Wie meinen Sie das? Anders als in den offenen Briefen, die in deutschen Intellektuellenkreisen ausgetauscht werden, glaubt in der Ukraine niemand an eine diplomatische Lösung. Solche Diskussionen können nur aus der Ferne geführt werden. Die Zerstörungswut der Russen macht mich wenig zuversichtlich, dass Putin Interesse an Verhandlungen hat. Es ist schon schwierig genug, mit der russischen Seite über humanitäre Korridore zu sprechen.

Die hohen Energiepreise belasten die Bürger. Wird das die Solidarität mit der Ukraine auf Dauer untergraben? Ja, es besteht ganz klar die Gefahr, dass die Solidarität der Bürger in Deutschland mit der Ukraine schwindet, wenn hohe Nachzahlungen für Energie ins Haus flattern. Umso wichtiger sind Reisen von Abgeordneten, um den Ernst der Lage vor Ort deutlich zu machen. Wir unterstützen die Bemühungen der Bundesregierung, die Menschen zu entlasten. Klar ist aber auch: Wenn wir jetzt nicht helfen, wird der Preis, den wir in Zukunft zahlen müssen, sehr viel höher sein. Denn sollte Putin gewinnen, wird Ukraine nicht sein letztes Ziel sein.
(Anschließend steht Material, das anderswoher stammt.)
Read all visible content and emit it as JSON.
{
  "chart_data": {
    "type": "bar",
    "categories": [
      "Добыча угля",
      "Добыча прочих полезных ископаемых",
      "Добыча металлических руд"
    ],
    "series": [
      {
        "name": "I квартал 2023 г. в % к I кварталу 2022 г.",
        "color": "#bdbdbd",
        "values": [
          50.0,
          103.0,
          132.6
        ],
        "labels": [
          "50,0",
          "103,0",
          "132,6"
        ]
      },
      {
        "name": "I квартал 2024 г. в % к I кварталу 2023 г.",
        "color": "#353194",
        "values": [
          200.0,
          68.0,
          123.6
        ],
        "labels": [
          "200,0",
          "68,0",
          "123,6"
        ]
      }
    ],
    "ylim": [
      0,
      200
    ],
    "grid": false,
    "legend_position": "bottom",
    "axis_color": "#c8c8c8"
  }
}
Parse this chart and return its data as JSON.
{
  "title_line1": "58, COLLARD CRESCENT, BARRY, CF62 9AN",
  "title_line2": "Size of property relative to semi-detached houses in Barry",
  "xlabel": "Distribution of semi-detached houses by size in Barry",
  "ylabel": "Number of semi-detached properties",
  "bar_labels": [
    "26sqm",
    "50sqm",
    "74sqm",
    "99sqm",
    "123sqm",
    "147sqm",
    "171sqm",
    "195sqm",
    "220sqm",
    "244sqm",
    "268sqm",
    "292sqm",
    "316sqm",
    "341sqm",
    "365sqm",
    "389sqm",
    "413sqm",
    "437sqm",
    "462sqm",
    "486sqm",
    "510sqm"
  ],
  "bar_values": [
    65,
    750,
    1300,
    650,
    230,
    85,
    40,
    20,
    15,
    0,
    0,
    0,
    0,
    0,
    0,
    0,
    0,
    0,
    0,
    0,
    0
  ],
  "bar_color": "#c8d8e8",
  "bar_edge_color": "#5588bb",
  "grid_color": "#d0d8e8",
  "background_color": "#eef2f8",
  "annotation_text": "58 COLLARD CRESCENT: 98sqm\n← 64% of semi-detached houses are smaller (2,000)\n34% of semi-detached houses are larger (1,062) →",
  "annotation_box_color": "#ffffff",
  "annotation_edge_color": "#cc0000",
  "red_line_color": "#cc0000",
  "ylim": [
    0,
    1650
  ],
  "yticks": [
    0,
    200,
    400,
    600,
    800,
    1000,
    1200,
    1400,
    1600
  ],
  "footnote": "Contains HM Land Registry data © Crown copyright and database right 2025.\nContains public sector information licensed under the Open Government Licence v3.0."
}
Glauben Sie, dass die Ukraine dauerhaft eine Chance hat, Putins Truppen in Schach zu halten? Die Zeit für die Ukraine läuft ab. Wenn die Armee bis zum Winter nicht deutlich besser ausgerüstet ist, wird Putin den Krieg gewinnen. Derzeit verliert die Ukraine im Schnitt 500 Soldaten am Tag, 200 Gefallene und 300, die schwer verletzt werden Deswegen reicht die humanitäre Hilfe aus Deutschland nicht aus. Die Verluste können nur gestoppt werden, wenn Deutschland endlich Waffen liefert - von Schützenpanzern bis Luftabwehrraketen. Jede Verzögerung bringt in der Ukraine weiteres Leid mit sich. Derzeit verfügt die Ukraine über 200 Panzerhaubitzen, Russland hat 1200 im Einsatz. Das halbherzige Vorgehen der Bundesregierung kann fatale Folgen für unsere eigene Sicherheit haben. Dabei geht es nicht mal darum, aus den Bestände der Bundeswehr zu liefern. Wir haben eine starke Rüstungsindustrie, die aus ihren Beständen liefern kann und liefern will - wir haben nur keine Bundesregierung, die liefern will.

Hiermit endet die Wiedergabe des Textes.